When everything seems to be lost, you need to climb higher once more. 

We want to inspire you with the story of the brave endurance of Danny Williams, the English heavyweight boxer who managed to win the match against his rival Mark Potter in the Wembley Conference Center on 21th of October in 2000, even though he could use only one arm.

Daniel Peter Williams, named “The Brixton Bomber”, has become renowned to have beaten the former World Champion Mike Tyson winning by knockout in 2004 after a really much tie challenge. But today we want to mention the real story of determination which should be an high example to follow in whole the sports world.

The Wembley game, which would have assigned the prestigious Lonsdale Belt (the oldest championship belt in boxing) to the winner, saw as Williams’ opponent the fellow countryman Mark Potter and for this reason the derby seemed to be even more felt because the two fighters involved in the competition were born in the same urban neighborhood of London. Furthermore, before the fight they have both promised fire and flames in the ring and this was just an envisage of the very hard game which was going to be played.

The match opened with an immediate twist: Potter attacked the rival with great ferocity and concluded a nice combination of shots with a precise right to the Williams’ jaw. Danny lost the support of his left foot because of the violent shot and found himself on the carpet among the general surprise, but the referee John Coyle did not validate the K.O., judging the fall as a result of a slide. Potter clearly won the first round.

The second round also opened with a particular episode: a Williams’ right, apparently deviated from Potter’s shoulder and thus off-target, made Potter lose his balance by knocking him down. This time the referee gave Williams a severe penalty point for low blow. A similar shot during the third round became remarkable for the fate of the match: in fact William, by throwing a right-footed shot, sprained his shoulder. The situation soon appeared quite clear to the jury, the commentaries and the whole public: in spite of his dramatic condition, the boxer was managing to finish the round by using only his left arm and then rearranging the bone with the help of the corner men during the one-minute break. 

Therefore Williams was forced to limit the use of his right arm to the minimum as Potter’s pressure was reaching more and more suffocating levels. Again the referee awarded Williams two penalty points for a obvious low blow, led probably by the exasperation. The match seemed to be untenable when Williams, trying to overcome the frontiers of the pain by challenging his endurance, forced to return imprudently to rely on direct rights in order to achieve the final winning. But the incredible effort caused to Williams the complete inability to use again the right harm to fight. 
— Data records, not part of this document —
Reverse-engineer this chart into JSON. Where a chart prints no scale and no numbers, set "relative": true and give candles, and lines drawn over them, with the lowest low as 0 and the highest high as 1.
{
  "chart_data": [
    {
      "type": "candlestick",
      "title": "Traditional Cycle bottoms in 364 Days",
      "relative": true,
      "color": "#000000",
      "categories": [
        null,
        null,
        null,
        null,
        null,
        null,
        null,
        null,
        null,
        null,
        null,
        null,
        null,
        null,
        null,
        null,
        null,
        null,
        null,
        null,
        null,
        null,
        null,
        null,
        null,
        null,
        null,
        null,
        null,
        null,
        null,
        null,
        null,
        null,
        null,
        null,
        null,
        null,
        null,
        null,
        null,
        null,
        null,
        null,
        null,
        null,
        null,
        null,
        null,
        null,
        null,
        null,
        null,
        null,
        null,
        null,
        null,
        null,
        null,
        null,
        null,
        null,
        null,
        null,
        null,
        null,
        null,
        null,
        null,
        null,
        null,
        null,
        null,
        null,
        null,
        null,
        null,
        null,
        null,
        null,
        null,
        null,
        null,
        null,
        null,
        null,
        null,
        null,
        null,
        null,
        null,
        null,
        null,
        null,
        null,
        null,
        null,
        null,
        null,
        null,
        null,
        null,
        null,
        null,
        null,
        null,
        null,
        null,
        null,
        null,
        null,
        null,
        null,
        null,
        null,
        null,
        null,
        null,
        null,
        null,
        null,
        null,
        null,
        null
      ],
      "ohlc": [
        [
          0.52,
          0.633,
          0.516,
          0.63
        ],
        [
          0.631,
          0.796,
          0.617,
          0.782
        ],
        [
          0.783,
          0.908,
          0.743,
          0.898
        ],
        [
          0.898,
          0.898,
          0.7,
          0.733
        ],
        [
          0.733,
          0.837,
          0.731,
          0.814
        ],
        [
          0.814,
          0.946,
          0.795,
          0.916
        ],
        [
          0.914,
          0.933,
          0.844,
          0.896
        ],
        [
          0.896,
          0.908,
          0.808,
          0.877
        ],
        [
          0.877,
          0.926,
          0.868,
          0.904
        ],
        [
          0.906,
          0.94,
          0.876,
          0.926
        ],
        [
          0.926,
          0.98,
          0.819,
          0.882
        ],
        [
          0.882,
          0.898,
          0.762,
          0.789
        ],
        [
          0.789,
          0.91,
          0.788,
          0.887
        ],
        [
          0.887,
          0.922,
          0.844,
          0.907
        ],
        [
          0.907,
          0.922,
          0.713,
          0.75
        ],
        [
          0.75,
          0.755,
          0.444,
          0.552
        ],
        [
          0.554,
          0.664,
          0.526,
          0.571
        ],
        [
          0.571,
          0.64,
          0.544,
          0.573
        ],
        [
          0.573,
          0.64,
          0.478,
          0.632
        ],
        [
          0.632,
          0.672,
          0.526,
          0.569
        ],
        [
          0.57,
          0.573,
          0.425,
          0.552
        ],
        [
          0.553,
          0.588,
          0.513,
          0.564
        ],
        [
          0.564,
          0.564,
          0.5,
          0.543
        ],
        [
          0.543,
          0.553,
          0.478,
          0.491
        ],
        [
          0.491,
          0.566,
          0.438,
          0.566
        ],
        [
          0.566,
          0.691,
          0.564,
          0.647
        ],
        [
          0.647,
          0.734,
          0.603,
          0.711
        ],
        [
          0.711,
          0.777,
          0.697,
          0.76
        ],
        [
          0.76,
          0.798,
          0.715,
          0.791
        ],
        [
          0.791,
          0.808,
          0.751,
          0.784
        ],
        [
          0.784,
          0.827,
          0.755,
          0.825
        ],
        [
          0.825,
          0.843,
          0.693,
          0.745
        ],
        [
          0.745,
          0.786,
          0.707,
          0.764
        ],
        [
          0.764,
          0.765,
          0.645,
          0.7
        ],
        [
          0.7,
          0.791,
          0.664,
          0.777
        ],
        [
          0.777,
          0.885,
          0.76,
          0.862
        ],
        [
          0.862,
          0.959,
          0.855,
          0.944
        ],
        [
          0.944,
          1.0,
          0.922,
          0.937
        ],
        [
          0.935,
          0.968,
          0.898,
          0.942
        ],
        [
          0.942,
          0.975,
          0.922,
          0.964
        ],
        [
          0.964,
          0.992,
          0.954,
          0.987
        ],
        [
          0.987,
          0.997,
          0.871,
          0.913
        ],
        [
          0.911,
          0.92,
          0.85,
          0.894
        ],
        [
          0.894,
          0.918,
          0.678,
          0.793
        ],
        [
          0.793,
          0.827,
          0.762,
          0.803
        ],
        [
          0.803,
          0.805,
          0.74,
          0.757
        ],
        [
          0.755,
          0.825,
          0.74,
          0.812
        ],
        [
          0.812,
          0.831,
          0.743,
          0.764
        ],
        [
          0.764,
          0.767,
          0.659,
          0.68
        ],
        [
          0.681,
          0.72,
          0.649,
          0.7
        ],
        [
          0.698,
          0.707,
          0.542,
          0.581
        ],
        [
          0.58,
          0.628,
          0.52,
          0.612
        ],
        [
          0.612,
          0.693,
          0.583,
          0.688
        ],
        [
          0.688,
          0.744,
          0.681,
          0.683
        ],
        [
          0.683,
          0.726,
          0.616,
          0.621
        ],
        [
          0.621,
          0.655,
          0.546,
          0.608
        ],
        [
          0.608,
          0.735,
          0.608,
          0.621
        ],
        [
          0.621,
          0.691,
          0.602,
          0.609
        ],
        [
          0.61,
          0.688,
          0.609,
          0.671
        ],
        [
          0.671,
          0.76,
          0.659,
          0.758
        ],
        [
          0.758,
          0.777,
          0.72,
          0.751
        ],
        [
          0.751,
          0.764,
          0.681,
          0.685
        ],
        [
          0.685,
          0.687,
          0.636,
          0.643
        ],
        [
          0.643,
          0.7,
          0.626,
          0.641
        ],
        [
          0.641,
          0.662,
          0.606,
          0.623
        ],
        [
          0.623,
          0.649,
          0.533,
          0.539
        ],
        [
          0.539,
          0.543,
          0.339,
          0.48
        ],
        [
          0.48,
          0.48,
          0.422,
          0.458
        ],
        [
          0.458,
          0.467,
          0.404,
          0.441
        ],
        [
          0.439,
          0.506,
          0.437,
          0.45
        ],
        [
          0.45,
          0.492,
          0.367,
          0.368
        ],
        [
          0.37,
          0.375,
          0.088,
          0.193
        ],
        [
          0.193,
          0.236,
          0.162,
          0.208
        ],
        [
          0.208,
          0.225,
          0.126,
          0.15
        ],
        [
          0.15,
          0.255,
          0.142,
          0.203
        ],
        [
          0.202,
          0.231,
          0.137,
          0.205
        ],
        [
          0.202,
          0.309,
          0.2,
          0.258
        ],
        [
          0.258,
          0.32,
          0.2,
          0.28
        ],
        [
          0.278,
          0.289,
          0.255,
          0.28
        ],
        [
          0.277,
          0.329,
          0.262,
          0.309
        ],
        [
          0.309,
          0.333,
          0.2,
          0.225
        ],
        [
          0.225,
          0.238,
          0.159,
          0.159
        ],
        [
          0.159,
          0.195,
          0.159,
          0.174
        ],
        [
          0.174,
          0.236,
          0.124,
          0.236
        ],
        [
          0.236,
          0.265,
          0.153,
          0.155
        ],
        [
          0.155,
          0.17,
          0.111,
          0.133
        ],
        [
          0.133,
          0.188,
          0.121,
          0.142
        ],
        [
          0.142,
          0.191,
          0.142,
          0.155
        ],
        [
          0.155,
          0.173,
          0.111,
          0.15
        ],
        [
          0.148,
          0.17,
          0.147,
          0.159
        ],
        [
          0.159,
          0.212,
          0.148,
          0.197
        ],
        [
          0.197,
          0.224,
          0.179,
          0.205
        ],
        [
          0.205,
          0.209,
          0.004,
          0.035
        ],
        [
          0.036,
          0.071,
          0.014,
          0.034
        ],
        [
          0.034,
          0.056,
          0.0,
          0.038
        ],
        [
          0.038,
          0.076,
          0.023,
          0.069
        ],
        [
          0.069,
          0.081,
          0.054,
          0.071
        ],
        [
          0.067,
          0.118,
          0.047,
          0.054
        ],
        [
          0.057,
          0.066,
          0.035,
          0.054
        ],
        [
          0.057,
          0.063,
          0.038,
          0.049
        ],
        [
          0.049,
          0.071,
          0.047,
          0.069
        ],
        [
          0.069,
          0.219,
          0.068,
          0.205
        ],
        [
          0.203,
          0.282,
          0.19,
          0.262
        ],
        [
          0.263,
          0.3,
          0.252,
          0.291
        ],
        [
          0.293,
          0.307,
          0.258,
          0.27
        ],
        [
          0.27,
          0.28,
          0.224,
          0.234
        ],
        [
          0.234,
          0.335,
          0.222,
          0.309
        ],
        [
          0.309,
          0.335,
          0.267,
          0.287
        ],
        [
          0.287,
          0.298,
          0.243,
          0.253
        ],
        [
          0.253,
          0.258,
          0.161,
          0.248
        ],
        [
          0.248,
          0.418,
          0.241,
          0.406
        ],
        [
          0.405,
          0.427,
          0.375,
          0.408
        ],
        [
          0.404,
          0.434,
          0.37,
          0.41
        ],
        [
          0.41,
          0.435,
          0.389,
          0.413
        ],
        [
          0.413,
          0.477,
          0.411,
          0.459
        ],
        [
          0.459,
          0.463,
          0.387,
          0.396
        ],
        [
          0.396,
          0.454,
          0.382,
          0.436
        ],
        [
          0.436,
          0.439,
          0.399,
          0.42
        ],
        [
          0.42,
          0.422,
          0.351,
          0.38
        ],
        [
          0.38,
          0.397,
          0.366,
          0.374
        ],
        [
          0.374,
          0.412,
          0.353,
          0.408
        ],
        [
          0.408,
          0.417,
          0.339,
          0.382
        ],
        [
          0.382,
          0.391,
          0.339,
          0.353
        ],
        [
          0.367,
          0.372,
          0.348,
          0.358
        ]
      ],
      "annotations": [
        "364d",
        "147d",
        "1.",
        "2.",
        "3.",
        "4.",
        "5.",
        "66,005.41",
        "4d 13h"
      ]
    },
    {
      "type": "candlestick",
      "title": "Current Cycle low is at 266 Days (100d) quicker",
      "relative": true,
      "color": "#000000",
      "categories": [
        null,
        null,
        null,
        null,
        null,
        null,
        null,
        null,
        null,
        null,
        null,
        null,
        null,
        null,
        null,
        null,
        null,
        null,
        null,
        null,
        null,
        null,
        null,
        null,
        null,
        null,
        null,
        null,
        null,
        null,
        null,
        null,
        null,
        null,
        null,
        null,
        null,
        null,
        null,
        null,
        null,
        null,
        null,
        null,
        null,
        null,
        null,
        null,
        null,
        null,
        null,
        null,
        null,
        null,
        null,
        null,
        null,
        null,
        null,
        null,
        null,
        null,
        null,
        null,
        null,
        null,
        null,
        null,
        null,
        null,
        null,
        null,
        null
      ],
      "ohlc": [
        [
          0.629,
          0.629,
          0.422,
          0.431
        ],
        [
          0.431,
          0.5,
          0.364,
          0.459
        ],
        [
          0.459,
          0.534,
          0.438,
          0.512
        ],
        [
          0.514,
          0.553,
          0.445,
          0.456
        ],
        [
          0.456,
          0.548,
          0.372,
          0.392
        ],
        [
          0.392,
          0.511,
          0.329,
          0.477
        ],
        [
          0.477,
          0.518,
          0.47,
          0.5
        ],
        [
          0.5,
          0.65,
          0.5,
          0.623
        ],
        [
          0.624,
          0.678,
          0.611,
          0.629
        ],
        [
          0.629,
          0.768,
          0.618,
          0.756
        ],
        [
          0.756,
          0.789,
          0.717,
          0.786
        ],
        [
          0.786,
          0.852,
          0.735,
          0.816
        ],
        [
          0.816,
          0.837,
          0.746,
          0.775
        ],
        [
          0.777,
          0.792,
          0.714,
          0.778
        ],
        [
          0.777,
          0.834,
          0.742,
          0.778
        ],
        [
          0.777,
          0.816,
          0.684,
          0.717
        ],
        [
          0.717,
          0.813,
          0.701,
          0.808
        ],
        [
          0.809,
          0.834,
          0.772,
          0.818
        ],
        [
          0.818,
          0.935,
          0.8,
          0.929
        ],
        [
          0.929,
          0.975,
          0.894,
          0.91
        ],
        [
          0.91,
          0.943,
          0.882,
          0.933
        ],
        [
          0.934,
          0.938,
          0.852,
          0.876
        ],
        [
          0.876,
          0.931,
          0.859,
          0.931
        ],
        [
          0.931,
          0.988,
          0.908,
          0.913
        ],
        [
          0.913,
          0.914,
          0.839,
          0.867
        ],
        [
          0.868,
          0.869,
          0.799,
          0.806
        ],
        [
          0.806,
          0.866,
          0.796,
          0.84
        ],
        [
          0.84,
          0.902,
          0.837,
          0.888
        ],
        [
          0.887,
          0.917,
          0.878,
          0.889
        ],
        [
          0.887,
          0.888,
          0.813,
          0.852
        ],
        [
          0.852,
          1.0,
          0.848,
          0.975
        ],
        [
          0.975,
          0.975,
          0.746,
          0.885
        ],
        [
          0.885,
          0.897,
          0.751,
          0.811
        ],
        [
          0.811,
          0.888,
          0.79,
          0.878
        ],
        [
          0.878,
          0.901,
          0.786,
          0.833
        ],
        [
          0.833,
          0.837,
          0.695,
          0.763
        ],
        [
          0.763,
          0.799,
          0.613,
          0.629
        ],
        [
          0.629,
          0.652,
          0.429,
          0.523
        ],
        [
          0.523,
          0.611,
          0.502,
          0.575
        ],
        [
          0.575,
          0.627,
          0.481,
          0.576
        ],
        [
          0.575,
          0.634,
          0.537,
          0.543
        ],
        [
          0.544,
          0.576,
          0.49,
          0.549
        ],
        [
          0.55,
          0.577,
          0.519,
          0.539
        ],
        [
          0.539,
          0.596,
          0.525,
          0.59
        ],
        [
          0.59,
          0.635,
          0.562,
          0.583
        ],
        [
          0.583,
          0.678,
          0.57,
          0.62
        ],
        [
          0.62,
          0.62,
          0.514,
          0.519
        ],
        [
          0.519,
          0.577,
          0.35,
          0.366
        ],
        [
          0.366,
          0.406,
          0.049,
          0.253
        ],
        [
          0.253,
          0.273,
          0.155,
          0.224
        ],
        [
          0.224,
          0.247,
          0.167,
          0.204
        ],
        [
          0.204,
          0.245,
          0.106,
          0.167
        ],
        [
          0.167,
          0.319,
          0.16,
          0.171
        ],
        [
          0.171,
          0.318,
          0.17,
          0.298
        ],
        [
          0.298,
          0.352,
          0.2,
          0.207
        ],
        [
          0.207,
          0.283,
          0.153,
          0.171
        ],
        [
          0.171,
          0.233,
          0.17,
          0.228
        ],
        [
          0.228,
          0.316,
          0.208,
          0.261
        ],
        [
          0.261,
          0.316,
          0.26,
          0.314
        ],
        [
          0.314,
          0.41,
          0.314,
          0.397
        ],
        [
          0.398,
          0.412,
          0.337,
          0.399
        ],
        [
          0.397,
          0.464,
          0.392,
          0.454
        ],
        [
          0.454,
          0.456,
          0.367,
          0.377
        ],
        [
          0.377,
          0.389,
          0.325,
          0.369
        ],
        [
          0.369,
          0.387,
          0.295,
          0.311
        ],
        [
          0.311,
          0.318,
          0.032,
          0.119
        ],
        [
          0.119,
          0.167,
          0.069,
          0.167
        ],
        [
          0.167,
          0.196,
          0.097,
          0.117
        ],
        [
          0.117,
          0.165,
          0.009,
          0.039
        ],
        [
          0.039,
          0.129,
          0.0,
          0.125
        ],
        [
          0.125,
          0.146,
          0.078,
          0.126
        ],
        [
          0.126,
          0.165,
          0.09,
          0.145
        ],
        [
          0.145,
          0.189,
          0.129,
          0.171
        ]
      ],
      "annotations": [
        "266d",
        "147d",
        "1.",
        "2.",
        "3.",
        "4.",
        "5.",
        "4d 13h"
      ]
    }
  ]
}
Potter, seeing by now a guaranteed victory, kept hitting his opponent with the same determination of the beginning, but just in this moment the most unexpected thing happened: a Williams’ deadly left uppercut, guided probably by the force of the despair, hit Potter’s chin from the bottom up and knocked him to the canvas, not giving him the possibility to get back up. Williams was bent over in pain, the tears were falling from his eyes and his useless arm sticking out like a twisted twig.

At the end of the match both boxers on the canvas received medical treatment after Williams connected with a left hook to drop Potter and then collapsed next to him. “I would never quit,” said Williams. “I heard what Frank and Jimmy said but there was just no way that I was going to let anybody pull me out.

Williams’s shoulder was re-set in hospital but he will be out of the ring for 10 months.